Je suis reparti vers neuf heures du matin de chez le professeur après une nuit d’angoisse. Allez savoir pourquoi… Ça ne prévient pas, ça arrive, dit Barbara. L’office de quatre-vingt-dix minutes à la synagogue, le discours d’un rabbin anglo-saxon qui parlait de « A miracle in the City of  Jerusalem » toutes les trois phrases comme un prédicateur baptiste, la paix de Jérusalem le vendredi soir et les groupes qui se croisent au retour de la synagogue, le dîner — pas inintéressant au demeurant — où je dois faire attention de ne pas éteindre la lumière en sortant des toilettes car les maîtres de maison ne touchent pas à la lumière le samedi, tout m’a angoissé. Mes hôtes n’étaient pas en cause, ils étaient adorables. La pratique religieuse, j’ai l’habitude : nous avons des amis, des cousins qui n’allument pas la lumière. Alors quoi ? En sortant, j’ai téléphoné à Aline, nous avons pris le petit-déjeuner ensemble dans un des rares cafés ouverts, j’avais comme une sensation de survivants qui se retrouvaient dans ce lieu, des gens qui viennent là pour se prouver qu’ils existent. Jérusalem devient de plus en plus religieuse. Il fut un temps où cela ne me dérangeait pas.

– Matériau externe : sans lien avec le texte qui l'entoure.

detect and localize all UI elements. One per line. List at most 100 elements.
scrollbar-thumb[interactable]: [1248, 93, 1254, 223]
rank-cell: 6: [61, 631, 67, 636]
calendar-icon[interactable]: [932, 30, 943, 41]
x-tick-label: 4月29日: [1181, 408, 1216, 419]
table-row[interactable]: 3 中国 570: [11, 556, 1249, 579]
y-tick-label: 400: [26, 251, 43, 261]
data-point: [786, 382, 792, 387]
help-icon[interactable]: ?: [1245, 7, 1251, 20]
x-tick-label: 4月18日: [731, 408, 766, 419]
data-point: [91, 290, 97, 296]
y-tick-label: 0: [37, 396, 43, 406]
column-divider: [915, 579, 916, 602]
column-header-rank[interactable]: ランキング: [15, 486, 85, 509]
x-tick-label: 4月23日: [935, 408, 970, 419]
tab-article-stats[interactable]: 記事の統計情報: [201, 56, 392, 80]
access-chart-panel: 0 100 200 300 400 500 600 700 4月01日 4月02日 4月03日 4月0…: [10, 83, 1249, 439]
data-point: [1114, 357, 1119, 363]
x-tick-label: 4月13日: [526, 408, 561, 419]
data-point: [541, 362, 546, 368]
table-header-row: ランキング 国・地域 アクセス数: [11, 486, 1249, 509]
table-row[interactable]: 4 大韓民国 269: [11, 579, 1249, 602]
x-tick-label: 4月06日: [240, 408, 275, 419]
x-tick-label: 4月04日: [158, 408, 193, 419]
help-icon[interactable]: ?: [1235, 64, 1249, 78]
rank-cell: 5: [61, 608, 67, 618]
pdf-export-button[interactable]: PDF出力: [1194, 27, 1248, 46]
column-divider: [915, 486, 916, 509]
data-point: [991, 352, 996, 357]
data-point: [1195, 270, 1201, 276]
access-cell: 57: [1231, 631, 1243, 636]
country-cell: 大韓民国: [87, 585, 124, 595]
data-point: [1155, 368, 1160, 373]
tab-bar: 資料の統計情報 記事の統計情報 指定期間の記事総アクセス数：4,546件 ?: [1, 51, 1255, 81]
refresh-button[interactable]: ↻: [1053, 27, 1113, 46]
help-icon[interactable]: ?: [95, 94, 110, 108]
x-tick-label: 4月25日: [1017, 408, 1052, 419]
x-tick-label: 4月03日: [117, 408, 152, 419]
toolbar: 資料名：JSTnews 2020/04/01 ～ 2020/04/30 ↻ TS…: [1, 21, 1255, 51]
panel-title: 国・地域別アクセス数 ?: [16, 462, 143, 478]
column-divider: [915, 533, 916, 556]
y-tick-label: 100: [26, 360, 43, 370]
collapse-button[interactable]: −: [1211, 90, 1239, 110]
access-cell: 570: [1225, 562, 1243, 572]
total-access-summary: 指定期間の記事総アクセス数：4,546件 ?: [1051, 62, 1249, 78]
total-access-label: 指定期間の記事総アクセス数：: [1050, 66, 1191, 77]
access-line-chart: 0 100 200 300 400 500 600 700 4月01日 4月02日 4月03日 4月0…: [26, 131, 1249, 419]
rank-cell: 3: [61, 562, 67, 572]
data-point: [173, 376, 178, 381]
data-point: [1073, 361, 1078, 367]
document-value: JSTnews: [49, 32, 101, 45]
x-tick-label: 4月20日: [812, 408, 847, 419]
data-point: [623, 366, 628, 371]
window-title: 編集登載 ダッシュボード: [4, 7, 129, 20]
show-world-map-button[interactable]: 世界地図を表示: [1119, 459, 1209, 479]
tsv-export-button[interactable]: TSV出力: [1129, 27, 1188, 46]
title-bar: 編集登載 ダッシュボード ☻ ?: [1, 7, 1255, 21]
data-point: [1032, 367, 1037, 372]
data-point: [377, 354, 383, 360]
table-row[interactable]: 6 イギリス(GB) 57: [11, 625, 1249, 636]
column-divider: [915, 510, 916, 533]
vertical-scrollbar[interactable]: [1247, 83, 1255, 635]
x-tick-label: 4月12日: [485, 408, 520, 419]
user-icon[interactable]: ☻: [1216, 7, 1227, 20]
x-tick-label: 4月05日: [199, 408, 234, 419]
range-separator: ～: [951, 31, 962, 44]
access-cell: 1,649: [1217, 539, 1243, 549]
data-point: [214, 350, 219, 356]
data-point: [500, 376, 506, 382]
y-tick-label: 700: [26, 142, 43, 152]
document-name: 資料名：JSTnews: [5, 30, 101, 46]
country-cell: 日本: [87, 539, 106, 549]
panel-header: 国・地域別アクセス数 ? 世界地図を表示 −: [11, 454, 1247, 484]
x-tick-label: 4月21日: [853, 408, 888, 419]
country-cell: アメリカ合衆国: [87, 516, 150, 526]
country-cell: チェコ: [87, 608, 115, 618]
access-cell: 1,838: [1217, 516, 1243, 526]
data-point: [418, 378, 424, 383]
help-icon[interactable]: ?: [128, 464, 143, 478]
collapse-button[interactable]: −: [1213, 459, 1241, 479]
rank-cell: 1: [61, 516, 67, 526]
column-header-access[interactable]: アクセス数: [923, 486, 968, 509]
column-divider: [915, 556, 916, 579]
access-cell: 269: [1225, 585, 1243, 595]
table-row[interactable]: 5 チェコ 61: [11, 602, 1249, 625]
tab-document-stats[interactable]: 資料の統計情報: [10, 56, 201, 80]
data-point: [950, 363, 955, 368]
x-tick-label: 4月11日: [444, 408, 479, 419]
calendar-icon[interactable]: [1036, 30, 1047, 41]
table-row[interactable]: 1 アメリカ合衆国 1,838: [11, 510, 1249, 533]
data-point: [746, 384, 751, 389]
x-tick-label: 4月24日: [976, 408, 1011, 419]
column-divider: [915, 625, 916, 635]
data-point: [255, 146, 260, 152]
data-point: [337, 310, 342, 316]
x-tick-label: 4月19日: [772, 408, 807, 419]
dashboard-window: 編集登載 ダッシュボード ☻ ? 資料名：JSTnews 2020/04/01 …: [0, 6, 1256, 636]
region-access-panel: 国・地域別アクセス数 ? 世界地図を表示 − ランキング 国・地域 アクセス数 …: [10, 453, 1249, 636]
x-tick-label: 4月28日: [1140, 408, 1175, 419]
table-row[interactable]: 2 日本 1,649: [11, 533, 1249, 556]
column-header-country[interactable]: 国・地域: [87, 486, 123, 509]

Est-ce l’air de Tel-Aviv qui me monte à la tête ? Il fut un temps où « Jérusalem était une ville folle où je me sentais follement bien », je l’ai écrit dans Fugue à Leipzig. Je m’y suis senti follement mal ce samedi, malgré son climat qui est celui qui me convient le mieux au monde, chaud et sec, frais le soir ; malgré la couleur du soleil sur la pierre de Judée et la cime des cyprès se détachant sur le ciel bleu. Sur le coup de midi, j’ai repris un taxi collectif pour Tel-Aviv. J’avais oublié ce détail : les autobus s’arrêtent mais les shirouth fonctionnent, sept jours sur sept. J’aurais pu en prendre un hier soir après le dîner et retrouver mes amis dans un bar sur le coup d’une heure du matin, pendant que mes hôtes américains auraient attendu pour s’endormir que la minuterie de shabbath se déclenche et fasse le noir chez eux. Je n’ai pas attendu la minuterie, je n’ai même pas demandé s’il y en avait une : j’ai éteint la lumière dans ma chambre avant de dormir. Il me fallait cette petite profanation, preuve d’existence.